Thomasina DeMaio’s artistic practice focuses on portraits and mural work. Specialties include painting, photography, and sculpture. DeMaio contributes time and art to benefit multiple community organizations and individuals, such as the Sisters of Perpetual Indulgence and SF Fire FIghters, among others.

Billy Douglas works with alternative film processing, Polaroid transfer images and other pre-digital photographic techniques in his fine art work. Digital technology brought sweeping changes and fundamentally changed the idea of image creation. In his new work, he use everything he has learned to further define his art. Photography has enabled him to see parts of the world he could only imagine. He knows he has done his best when the images have the ring of truth. Sometimes joyful, sometimes tragic…it goes on and on.
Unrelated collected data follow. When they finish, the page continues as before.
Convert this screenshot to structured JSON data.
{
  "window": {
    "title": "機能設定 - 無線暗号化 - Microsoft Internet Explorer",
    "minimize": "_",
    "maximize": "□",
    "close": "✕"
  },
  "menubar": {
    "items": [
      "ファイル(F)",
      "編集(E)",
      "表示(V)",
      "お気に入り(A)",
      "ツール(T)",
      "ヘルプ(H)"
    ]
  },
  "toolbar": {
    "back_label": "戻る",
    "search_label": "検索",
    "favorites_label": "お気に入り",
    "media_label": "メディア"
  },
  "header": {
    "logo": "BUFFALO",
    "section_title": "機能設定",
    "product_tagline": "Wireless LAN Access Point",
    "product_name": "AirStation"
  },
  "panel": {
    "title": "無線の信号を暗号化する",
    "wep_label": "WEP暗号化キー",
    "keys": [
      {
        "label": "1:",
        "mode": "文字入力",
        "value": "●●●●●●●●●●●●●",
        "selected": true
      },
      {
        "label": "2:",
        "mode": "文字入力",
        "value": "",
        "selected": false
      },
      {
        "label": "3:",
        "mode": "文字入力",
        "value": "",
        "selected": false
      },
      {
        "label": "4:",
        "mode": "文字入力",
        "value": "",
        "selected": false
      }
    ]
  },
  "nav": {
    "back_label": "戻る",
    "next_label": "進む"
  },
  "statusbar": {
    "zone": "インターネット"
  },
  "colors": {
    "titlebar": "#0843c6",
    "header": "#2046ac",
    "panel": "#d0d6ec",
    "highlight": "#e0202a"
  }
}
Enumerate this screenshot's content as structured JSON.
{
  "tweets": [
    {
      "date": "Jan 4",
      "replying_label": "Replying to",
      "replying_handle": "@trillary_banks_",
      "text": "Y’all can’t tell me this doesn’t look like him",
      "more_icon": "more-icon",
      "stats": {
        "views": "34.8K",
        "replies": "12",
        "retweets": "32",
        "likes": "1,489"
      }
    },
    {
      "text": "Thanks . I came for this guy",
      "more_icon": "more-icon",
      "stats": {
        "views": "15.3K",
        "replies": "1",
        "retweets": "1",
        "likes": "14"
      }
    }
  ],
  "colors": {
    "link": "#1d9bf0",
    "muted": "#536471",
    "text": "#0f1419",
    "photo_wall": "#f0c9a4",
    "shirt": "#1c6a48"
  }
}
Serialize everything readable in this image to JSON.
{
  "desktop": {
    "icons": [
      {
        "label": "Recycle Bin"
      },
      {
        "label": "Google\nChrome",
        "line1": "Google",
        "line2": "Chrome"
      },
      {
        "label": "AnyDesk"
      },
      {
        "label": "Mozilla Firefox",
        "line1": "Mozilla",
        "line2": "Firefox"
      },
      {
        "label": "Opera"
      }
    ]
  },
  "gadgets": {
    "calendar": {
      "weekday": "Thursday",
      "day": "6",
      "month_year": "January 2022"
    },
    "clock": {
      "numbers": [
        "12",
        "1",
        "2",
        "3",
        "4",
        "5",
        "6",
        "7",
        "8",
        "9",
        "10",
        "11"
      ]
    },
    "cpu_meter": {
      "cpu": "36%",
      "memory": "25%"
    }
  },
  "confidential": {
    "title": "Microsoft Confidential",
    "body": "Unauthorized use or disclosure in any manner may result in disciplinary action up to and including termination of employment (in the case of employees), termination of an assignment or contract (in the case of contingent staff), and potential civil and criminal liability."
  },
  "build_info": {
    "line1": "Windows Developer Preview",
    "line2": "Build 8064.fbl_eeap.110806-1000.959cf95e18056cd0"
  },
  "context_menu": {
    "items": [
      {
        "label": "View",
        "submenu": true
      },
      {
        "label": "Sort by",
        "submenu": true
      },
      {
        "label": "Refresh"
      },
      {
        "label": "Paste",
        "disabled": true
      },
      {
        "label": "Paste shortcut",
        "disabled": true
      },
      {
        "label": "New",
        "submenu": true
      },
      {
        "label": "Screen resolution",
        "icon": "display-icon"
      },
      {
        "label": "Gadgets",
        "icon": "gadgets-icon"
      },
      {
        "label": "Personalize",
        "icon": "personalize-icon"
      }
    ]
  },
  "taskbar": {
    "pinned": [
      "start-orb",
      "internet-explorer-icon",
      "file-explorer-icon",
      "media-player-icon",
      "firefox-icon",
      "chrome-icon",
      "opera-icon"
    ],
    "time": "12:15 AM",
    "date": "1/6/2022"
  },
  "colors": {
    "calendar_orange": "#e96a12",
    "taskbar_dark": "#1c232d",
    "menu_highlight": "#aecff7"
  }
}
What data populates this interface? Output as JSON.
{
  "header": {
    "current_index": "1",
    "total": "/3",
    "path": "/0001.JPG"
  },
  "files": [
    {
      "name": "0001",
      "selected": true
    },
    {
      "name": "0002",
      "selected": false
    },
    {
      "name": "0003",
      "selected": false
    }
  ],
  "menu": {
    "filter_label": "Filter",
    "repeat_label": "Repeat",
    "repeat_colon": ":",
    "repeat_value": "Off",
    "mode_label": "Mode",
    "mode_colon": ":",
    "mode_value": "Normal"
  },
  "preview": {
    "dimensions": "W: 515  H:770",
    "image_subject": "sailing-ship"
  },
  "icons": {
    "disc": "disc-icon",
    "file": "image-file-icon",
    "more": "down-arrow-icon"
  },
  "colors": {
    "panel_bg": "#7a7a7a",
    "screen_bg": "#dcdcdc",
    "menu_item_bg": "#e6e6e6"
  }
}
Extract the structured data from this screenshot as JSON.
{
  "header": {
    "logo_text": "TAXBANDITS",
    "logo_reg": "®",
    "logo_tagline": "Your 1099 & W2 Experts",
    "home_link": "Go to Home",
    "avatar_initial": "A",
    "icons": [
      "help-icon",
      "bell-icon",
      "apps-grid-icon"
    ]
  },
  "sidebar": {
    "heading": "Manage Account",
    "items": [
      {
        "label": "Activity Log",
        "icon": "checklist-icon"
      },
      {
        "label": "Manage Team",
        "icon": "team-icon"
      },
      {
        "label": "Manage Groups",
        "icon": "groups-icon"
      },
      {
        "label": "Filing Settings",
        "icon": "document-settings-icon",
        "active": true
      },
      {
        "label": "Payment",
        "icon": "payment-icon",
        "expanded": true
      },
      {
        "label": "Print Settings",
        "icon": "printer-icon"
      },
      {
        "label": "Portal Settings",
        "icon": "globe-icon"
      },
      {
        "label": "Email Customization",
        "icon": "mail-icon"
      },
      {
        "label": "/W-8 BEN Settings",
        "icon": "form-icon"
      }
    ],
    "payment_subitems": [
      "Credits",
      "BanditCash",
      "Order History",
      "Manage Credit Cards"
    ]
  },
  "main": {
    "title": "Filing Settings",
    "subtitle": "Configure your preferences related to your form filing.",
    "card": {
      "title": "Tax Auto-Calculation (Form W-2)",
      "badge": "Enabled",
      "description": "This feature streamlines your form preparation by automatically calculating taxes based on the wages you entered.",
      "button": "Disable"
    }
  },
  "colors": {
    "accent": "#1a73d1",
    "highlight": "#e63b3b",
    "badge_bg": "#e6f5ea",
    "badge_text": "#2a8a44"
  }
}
Steven Pomeroy was born in Denver, Colorado and grew up in the Pacific Northwest. He received a fine arts degree in Conceptual Design from San Francisco State University. His higher education includes studies at the Sorbonne University in Paris and Printmaking at Atelier du Safranier in Antibes France. His artistic pursuits include photography, drawing, multi-media, clay work and sculpture. He spent several years working with clay both in sculpture and wheel work, and enjoys experimenting with art and technology. Steven captures images of the world around us that are sometimes missed when we view our surroundings. He appreciates a visual aesthetic in photography and mixing technologies. He does not consider himself a photographic purist--he is more interested in the visual results rather than the process.

*Originally conceived of and sponsored by ARTSAVESLIVES foundation. This exhibition represents a small portion of a larger collection.